Perusahaan Jepang Kamigumi Berharap Pelabuhan Cilamaya Segera Selesai
Kubo mengaku pertama kali ke Indonesia sejak 2002 dan terakhir tahun lalu.
Laporan Koresponden Tribunnews.com di Tokyo, Richard Susilo
TRIBUNNEWS.COM, TOKYO - Kamigumi Co. Ltd, membentuk perusahaan forwarding (angkutan) patungan (Kamigumi 49 persen) yang terbentuk Desember tahun lalu. Kali ini dengan nama baru PT Kamigumi Logistics Indonesia dengan saham 99 persen Kamigumi Co.Ltd dan 1 persen PT Kamigumi Indonesia.

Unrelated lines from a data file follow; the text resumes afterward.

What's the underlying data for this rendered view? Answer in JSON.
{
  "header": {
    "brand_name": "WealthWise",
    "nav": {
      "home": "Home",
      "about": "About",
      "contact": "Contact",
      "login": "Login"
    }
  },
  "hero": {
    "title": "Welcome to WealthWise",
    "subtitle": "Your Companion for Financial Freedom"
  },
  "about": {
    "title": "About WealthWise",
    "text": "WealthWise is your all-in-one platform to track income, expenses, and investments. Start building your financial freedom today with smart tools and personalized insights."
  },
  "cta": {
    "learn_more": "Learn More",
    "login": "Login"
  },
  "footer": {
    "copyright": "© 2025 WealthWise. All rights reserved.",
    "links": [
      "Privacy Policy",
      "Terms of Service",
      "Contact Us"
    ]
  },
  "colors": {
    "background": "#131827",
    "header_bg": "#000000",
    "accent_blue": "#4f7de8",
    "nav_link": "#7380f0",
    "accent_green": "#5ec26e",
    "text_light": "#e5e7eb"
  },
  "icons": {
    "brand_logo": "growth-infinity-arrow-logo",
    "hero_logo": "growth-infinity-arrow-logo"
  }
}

"Kami punya hubungan bisnis kuat dengan berbagai produsen mobil seperti Toyota, Daihatsu, Nissan dan sebagainya. Oleh karenanya kami merasakan sangat perlu membangun kerja sama yang lebih baik lagi dengan terutama perusahaan suku cadang di Indonesia. Kenyataan yang ada, berbagai kendaraan bermotor Jepang tersebut ada di Indonesia dan keinginan ini sebenarnya telah lama ada pada kami tapi baru sekarang terealisir," papar Masami Kubo, Chairman Kamigumi Co. Ltd khusus kepada Tribunnews.com, Rabu (23/7/2014) pagi.
Kubo mengaku pertama kali ke Indonesia sejak 2002 dan terakhir tahun lalu.
"Mungkin dalam waktu dekat ini akan ke Indonesia lagi karena kami melihat potensi pasar di Indonesia sangat besar dengan jumlah penduduk yang juga sangat banyak," kata Kubo.
Kamigumi yang berdiri tahun 1867 dengan modal setor kini 31,6 miliar yen, memiliki 706 karyawan dan juga 25 perusahaan di luar Jepang ini menginginkan pelabuhan laut di Cilamaya Jawa Barat segera selesai dikerjakan.
"Kalau melihat pelabuhan saat ini di Tanjung Priok itu sudah terlalu jauh dan sangat macet jalanan ke sana. Customer kami berbagai perusahaan Jepang banyak berada di dekat Cilamaya. Jadi kalau pelabuhan ini cepat selesai kami pun akan banyak terbantu," tambah Kubo.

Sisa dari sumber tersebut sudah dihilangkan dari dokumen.